Monitoring¶
Data Drift¶
Feature-drift and prediction-drift detection using Evidently.
Pure compute module — no IO, no MLflow, no Prometheus. Callers are responsible for loading data and persisting outputs.
Public API¶
compute_drift(reference_df, current_df) -> DriftResult compute_prediction_drift(reference_df, current_df) -> PredictionDriftResult
Note: uses evidently.legacy.* which is the Evidently 0.7.x compat layer.
DriftResult
dataclass
¶
Results of a single feature-drift analysis run.
Attributes¶
drift_score:
Share of features that have drifted
(Evidently share_of_drifted_columns).
Range [0, 1]. Values > 0.2 are considered significant.
n_features:
Total number of features evaluated.
n_drifted:
Number of features whose drift was detected.
html_report:
Full Evidently HTML report as bytes. Suitable for writing to a file.
Source code in src/monitoring/drift.py
PredictionDriftResult
dataclass
¶
Results of a prediction-distribution drift analysis.
Attributes¶
prediction_drift_score: Mean drift score across the three probability columns. n_drifted_cols: Number of probability columns (0–3) where drift was detected. html_report: Full Evidently HTML report as bytes.

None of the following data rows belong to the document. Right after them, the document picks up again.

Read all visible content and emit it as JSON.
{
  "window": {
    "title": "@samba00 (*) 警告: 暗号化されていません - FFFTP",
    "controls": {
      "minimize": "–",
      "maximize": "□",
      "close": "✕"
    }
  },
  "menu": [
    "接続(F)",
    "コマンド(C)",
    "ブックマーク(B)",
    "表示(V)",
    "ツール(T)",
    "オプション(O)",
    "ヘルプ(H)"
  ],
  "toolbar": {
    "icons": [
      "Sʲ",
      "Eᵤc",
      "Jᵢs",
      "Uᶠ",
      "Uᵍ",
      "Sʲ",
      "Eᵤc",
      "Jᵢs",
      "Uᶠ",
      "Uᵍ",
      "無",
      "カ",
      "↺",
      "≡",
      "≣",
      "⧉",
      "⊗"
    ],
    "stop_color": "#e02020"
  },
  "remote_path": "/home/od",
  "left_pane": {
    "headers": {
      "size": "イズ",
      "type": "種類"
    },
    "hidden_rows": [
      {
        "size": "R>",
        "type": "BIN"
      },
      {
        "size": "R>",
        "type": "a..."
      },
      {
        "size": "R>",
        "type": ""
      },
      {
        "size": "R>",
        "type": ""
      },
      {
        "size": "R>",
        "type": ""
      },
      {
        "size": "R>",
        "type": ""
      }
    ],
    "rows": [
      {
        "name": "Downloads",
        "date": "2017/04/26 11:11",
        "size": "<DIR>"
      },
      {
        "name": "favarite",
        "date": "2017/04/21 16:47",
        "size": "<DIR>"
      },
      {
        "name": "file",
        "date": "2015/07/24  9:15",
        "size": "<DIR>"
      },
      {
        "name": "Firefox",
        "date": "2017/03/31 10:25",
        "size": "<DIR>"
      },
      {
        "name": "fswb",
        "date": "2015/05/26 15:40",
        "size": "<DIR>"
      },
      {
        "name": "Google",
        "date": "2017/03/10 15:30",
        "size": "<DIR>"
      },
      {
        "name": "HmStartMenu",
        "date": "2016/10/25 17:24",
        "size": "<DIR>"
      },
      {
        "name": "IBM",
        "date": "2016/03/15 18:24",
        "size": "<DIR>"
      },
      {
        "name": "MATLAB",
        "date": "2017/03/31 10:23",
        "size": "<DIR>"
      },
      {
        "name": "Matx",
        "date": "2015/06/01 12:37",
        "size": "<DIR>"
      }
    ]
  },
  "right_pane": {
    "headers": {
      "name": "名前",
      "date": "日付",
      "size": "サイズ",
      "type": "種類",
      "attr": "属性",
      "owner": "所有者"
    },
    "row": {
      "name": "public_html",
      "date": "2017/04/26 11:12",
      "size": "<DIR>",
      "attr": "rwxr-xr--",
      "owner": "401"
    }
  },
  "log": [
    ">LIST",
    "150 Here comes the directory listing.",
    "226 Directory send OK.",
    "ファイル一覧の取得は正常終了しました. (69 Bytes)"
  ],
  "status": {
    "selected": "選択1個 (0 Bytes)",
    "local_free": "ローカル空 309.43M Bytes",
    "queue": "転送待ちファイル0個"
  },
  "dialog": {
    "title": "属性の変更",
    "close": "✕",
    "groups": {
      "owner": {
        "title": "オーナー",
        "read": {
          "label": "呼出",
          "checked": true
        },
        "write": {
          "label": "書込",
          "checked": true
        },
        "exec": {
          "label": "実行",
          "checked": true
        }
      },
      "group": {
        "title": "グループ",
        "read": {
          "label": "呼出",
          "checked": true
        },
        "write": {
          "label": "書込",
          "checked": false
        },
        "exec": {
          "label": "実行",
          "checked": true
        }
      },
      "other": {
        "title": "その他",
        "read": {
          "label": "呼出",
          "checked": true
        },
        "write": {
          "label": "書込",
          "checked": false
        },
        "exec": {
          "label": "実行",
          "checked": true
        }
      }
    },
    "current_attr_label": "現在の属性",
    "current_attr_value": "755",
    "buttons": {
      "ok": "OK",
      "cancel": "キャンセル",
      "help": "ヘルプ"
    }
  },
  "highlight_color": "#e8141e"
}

Source code in src/monitoring/drift.py
compute_drift(reference_df, current_df, *, stattest_threshold=0.05)
¶
Run Evidently dataset drift analysis on input features.
Parameters¶
reference_df: Baseline feature DataFrame (e.g. a sample from training). current_df: Recent production feature DataFrame to compare against the baseline. stattest_threshold: p-value threshold for per-feature drift tests (default: 0.05).
Returns¶
DriftResult
Source code in src/monitoring/drift.py
compute_prediction_drift(reference_df, current_df, *, stattest_threshold=0.05)
¶
Detect distribution shift in model output probabilities.
Compares the distributions of proba_home, proba_draw, and
proba_away between a reference period and the current window using
Evidently ColumnDriftMetric.
Parameters¶
reference_df:
Predictions DataFrame for the reference period. Must contain
proba_home, proba_draw, proba_away columns.
current_df:
Predictions DataFrame for the current window.
stattest_threshold:
p-value threshold for per-column drift tests (default: 0.05).
Returns¶
PredictionDriftResult
Source code in src/monitoring/drift.py
ML Quality¶
ML quality metrics: log-loss, ECE, and hit-rate.
Pure compute module — no IO, no MLflow, no Prometheus, no side effects. Callers are responsible for loading data and persisting outputs.
Public API¶
compute_ml_quality(y_true, y_proba, label_order) -> MLQualityResult
MLQualityResult
dataclass
¶
Quality metrics for a batch of finished-match predictions.
Attributes¶
n_matches: Number of finished matches in the evaluated window. logloss: Multi-class log-loss (lower is better; random baseline ≈ 1.099). ece: Expected Calibration Error on the predicted (argmax) outcome. Range [0, 1]. Values > 0.05 indicate significant miscalibration. hit_rate: Fraction of matches where the predicted class equals the outcome. hit_rate_home, hit_rate_draw, hit_rate_away: Per-outcome hit rate (correct predictions / total predictions for that class). mean_confidence: Mean maximum probability across all predictions (model's average certainty).
Source code in src/monitoring/ml_quality.py
compute_ml_quality(y_true, y_proba, label_order)
¶
Compute classification quality metrics.
Parameters¶
y_true:
1-D array of ground-truth class labels (integers matching label_order).
y_proba:
2-D array of predicted probabilities, shape (n_samples, n_classes).
Column order must match label_order.
label_order:
List of class integers in the same order as y_proba columns.
For this project: [0, 1, 2] (0=home_win, 1=draw, 2=away_win).
Returns¶
MLQualityResult